Éire go on – let us lead you astray

YOU’VE just arrived at Shannon Airport from Boston on your inaugural trip to the land of your forebears. You pick up your hired car and, within a minute, are facing your first challenge – a roundabout.

Éire go on – let us lead you astray

You succeed, fairly hesitantly, in easing through this unfamiliar road junction without crashing into anyone else. It’s just the first of many challenges you’re going to meet on roads around Ireland. Press the button for Lyric FM and welcome to the mystery tour.

We’re into the season when people coming to our shores, hoping for peaceful and stress-free holidays, get lost. You’ll see them pulled into roadsides and car parks, frantically scanning maps and tourist guides for their destinations.

A growing number of tourists now come to Ireland to see our natural attractions, archaeological remains and what could be described as heritage gems. That’s what Tourism Ireland says.

They are generally well off the beaten track and poorly signposted. Not too long ago, yours truly, who at this stage can claim to have a reasonably good knowledge of the country, got an unplanned tour of Co Offaly whilst trying to reach the monastic site at Clonmacnoise.

So what must it be like here for people accustomed to driving around blocks in cities and on four-lane highways. The cliffs of Moher and Galway and Killarney are easy enough to get to, but can you imagine trying to poke out Skellig Michael, or places in the Inishowen Peninsula, or Blacksod Bay? Millions of our visitors can travel thousands of miles by air and sea, without a hitch, but the problems start as soon as they land.

Getting around the country can be a nightmare. It must be a decade ago since Cork TD Deirdre Clune suggested the number of complaints from tourists about signposting surpassed complaints about Irish weather. She was probably right and the situation hasn’t changed.

But let’s turn all this on its head. Why don’t we actually exploit the situation and promote going astray in Ireland as a tourist attraction in its own right? Sell it as something that adds to the ‘charm’ of an Irish holiday. Real fun, as Americans might put it.

There are surprises around every corner. You could run into a group of people working in the bog, or milking their cows, or baling hay, or having a fight about trespassing sheep. You might even end up in a genuine Irish pub and meet the locals in their natural habitat. There could be a music session (unamplified), or a sing-song going on.

On the day of the unscheduled tour of Offaly, I chanced on one of the nicest pubs I’ve ever experienced, JJ Killeen’s, in Shannonbridge. The man behind the counter had all the time in the world to chat and share his encyclopaedic knowledge of his own place. He also served the best tomato soup in Ireland, beside a turf fire.

That hour in Killeen’s was the most delightful part of a few days in the Midlands. And it happened completely by accident. So, yes, people can enjoy a holiday in Ireland if they throw away the road maps and guide books and just keep adventurously moving into the unknown.

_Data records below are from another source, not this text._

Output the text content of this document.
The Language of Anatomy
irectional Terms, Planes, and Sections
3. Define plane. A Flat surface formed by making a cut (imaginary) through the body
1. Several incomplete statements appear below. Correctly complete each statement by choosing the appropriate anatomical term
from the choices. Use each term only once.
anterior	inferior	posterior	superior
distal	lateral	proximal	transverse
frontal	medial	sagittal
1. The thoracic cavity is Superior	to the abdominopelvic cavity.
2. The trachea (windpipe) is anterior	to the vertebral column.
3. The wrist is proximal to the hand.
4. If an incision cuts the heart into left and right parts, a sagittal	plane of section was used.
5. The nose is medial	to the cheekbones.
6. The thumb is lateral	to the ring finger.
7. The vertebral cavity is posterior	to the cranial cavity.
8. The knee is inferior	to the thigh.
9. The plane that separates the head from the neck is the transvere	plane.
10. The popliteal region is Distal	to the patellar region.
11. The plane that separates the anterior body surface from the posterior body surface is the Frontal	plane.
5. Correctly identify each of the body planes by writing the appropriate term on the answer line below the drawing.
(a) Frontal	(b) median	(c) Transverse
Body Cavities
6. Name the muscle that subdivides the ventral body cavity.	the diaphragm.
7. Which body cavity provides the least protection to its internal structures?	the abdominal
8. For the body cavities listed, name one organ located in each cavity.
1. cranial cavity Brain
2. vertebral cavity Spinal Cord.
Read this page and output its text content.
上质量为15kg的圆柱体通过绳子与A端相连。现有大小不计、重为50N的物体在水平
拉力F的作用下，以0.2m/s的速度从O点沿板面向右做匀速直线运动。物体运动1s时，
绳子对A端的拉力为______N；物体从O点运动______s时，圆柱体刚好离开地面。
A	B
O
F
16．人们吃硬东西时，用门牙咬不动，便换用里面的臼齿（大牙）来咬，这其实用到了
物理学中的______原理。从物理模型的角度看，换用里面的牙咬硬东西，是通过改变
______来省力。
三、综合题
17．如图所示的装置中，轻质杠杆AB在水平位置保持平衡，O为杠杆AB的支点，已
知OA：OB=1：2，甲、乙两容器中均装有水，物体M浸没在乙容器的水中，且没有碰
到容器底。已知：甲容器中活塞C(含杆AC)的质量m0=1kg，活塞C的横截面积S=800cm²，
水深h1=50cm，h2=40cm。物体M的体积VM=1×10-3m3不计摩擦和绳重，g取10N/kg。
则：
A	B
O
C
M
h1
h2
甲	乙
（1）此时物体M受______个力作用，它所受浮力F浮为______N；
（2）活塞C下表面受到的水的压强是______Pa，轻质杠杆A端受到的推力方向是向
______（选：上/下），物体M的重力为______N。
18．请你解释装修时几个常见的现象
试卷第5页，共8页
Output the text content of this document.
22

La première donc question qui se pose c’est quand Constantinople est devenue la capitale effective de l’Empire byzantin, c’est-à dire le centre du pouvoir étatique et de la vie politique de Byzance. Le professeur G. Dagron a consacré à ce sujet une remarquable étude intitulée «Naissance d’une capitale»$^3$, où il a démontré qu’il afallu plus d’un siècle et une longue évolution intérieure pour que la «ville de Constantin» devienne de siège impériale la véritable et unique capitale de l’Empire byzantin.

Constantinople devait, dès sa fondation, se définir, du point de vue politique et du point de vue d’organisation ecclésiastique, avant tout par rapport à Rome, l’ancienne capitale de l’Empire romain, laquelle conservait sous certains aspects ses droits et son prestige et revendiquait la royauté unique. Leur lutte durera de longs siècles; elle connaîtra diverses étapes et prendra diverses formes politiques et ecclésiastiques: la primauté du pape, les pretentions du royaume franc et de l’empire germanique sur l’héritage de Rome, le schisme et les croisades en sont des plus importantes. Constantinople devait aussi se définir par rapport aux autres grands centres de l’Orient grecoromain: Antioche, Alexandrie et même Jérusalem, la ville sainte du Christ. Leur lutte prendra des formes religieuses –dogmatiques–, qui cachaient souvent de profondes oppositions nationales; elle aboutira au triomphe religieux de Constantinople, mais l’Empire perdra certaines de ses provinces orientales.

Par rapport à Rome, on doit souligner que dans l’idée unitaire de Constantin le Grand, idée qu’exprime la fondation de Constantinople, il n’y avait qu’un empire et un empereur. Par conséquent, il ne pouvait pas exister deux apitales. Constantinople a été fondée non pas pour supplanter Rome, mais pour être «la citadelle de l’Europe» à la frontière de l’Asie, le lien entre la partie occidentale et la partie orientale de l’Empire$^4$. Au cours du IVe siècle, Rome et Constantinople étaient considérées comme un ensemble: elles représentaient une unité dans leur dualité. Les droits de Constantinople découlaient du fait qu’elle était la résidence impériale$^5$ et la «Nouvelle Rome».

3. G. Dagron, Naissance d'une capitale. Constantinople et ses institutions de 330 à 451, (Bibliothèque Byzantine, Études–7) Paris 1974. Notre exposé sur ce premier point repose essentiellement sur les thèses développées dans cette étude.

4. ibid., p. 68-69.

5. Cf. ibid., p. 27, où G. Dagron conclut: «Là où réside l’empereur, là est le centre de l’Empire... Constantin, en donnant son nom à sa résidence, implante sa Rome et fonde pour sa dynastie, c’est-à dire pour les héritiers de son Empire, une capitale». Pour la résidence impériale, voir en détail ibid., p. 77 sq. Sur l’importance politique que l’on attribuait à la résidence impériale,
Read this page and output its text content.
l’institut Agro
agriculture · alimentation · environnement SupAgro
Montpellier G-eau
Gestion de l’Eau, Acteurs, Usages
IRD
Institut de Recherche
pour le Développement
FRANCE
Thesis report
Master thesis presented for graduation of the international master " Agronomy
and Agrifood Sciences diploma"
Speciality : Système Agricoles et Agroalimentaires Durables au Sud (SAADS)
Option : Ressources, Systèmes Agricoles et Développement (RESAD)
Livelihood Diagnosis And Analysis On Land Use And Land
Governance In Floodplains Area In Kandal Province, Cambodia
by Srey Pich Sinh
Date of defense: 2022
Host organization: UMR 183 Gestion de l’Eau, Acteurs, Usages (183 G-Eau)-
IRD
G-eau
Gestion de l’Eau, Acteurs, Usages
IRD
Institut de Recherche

The present reality, however, is that the vast majority of our visitors are not into mystery tours and they plan their trips carefully. When leading Limerick hotelier Mary Fitzgerald was president of the Irish Hotels’ Federation (IHF), a few years ago, she made an issue of what she described as ‘continuous negative feedback’ from visitors in relation to confusing signs and the inferior road network in Ireland.

She made the obvious point that it was senseless investing in marketing campaigns to attract visitors to specific regions who, when they eventually arrived here, got lost. This creates a frustrating, negative experience, she pointed out.

“I would challenge all the county engineers to actually get in their cars, pretend they are a tourist and drive to a number of destinations in neighbouring counties and depend solely on road signage as their means of direction,” Ms Fitzgerald said.

Some of our overloaded signposts, including an iconic example in Ballyvaughan, Co Clare, feature on picture postcards, right up there with the skittish Rush Hour in Ireland series.

On the other hand, you can come to important junctions that have no signposting. To add to the farce, you work by instinct and take the turn you think is most likely to lead you to your destination, only to finish up in the middle of nowhere. Sometimes, you’ll come across signs for villages, or townlands, but none for bigger towns.

When you ask a local person for directions out of the maze, you can get a corny reply to the effect: “Well, you could get there from here, but I wouldn’t start here if I was going there myself.”

The joys of getting lost in Ireland.